I'm super new here, I've heard (on google at least) that y'all are pretty helpful. So anyways, i'd really appreciate it if someone could help me. My question is: What is the theme of the poem "Is Pathetic Fallacy True" by Elizabeth Brewster?

OpenStudy (anonymous):

Here is the poem: When I was a child the stones were living. Hot under my hand, they felt like flesh, and sands slipped through my fingers with a caress. Yes, everything was alive; the clumsy, roaring wind stepped on the flounched pink dress of the apple-tree, tearing it to shreds the puffed cheeks of clouds the brook with its pebbled tongue and the hoarse old grave old sea its gravelly song and eath itself a brown warm girl turning and tanning in the sun. All false, all wrong, somebody told me: winds are not lovers clumsy or gentle. There's no blood in stones, no tears in water. Nevertheless sometimes lately when I touch a chair or table I think I feel atoms stir under my fingers and at night in dreams I hear the small remote voices of grains of dust or the inaudible whispers of stars as they will speak to me some time when i lie with the living grass about me and the wind my old lover singing me to sleep and to wake

OpenStudy (jagatuba):

First of all I think it's important to know what pathetic fallacy is. Are you already familiar with this phrase as it pertains to literature?

OpenStudy (anonymous):

Yes I am.

OpenStudy (jagatuba):

Well there are numerous examples of pathetic fallacy throughout this poem, which I think plays a part in the theme, but before I tell you my thought's tell me yours. WHat do YOU think is the theme of the poem?

OpenStudy (anonymous):

I think that much of it obviously revolves around the whole idea of attributing human emotions emotions to an inanimate object, which is just pathetic fallacy. But then I think that it also revolves around the idea of how one's perspective will keep changing throughout thier life. As a young child, one has a very innocent mind and believes everything they see, but as you get older one's sense of wonder decreases because you've experienced so much more and learnt of the harsh realities of life. I'm not sure how to potray that whole idea as a theme or if what I'm saying is even a theme?

OpenStudy (jagatuba):

You are pretty much right on the money. The poem is about how we lose the naivety of childhood. How things no longer seem alive like they did when we were kids, but also how a part of us tries to hold on to that: Nevertheless sometimes lately when I touch a chair or table I think I feel atoms stir under my fingers and at night in dreams I hear the small remote voices of grains of dust or the inaudible whispers of stars as they will speak to me some time That even as we age and become serious adults we long for and reach out for that child naivety. Now we could sit and discuss alday whether this is true or why, but it won't help us come up with the theme. So, a theme is simple, usually only a few words at most, and since we agree on the interpretation of the poem, how do you think you could put that interpretation into just a few words?

OpenStudy (anonymous):

Okayy... I'm thinking somewhere along the lines of how in our lives, sometimes we can come to value the little things in life, and those are the ones that we have brought along with us since we were young.

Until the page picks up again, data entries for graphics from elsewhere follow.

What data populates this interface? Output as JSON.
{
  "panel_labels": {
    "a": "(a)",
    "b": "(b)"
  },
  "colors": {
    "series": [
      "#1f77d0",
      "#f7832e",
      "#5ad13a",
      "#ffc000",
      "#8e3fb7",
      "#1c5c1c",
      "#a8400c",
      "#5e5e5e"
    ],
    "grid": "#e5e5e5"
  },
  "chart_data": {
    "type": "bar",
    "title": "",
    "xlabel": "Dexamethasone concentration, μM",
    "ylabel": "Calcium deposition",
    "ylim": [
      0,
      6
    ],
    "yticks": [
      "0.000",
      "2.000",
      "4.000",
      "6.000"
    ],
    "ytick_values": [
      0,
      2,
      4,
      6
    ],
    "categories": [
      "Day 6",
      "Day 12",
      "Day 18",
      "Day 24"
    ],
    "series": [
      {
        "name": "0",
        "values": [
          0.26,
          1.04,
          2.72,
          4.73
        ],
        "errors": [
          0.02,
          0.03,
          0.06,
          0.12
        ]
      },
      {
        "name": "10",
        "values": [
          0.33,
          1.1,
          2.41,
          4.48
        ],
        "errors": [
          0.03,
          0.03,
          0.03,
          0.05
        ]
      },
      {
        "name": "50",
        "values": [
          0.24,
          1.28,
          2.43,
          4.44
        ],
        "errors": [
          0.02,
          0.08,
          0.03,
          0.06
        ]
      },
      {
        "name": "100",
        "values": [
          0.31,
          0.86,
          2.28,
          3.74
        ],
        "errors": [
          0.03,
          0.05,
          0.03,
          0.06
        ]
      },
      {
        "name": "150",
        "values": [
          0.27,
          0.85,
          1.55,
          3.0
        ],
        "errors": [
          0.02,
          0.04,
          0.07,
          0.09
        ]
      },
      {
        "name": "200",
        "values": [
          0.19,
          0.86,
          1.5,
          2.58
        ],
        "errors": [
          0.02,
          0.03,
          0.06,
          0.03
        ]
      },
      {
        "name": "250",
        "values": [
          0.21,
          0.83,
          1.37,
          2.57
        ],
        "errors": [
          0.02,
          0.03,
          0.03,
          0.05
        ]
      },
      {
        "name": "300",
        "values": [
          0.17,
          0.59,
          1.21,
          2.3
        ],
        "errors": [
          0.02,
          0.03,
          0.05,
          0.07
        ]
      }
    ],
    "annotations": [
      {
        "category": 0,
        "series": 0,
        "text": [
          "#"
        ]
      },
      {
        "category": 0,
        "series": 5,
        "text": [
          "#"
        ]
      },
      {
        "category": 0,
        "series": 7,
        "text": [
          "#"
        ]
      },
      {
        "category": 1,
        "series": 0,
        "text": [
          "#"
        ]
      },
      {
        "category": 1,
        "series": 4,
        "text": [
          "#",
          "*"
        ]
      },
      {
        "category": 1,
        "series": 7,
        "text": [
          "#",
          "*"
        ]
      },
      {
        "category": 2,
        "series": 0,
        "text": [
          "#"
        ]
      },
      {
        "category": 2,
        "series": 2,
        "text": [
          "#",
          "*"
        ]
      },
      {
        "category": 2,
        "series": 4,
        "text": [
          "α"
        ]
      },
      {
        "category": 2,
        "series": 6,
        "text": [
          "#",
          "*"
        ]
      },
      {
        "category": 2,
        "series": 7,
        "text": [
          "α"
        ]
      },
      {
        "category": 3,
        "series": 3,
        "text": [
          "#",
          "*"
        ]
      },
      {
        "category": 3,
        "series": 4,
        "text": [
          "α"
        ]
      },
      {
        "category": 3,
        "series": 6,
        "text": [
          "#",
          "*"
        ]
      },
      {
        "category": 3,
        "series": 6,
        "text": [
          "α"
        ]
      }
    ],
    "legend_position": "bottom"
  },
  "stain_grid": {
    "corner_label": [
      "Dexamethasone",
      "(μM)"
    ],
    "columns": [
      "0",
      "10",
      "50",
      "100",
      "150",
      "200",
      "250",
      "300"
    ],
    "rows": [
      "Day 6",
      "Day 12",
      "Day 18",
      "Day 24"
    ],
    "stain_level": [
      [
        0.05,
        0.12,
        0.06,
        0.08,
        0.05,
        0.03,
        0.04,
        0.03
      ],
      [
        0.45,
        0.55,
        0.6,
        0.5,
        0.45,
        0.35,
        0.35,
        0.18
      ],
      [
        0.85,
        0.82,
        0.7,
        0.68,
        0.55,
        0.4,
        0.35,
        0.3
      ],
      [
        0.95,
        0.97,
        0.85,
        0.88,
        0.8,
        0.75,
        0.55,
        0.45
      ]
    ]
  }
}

Im really having a hard time putting this into a few simple words though in theme form. Usually Ive learnt that themes consist of a word abstract concept, so like love. So I want to say nature, but I know that thay's wayyy off. Ummm... Maybe, naivety vs. fantasy?

OpenStudy (anonymous):

Or maybe reality vs, fantasy

OpenStudy (jagatuba):

You've got the right idea. There would be more than one way to state the theme of this poem, but I would say, "Innocence lost to age." Something like that.

OpenStudy (jagatuba):

I think with more thought you could probably do better than that.

OpenStudy (anonymous):

Okay thanks so much for your help. Is it okay if I can maybe contact you in the future if I have more questions?

OpenStudy (jagatuba):

Sure. If you want to alert me to a question, just enter @jagatuba at the beginning or the end of your question.

OpenStudy (jagatuba):

Welcome to OpenStudy by the way.

OpenStudy (anonymous):

Okay, that's great to know! Thank you!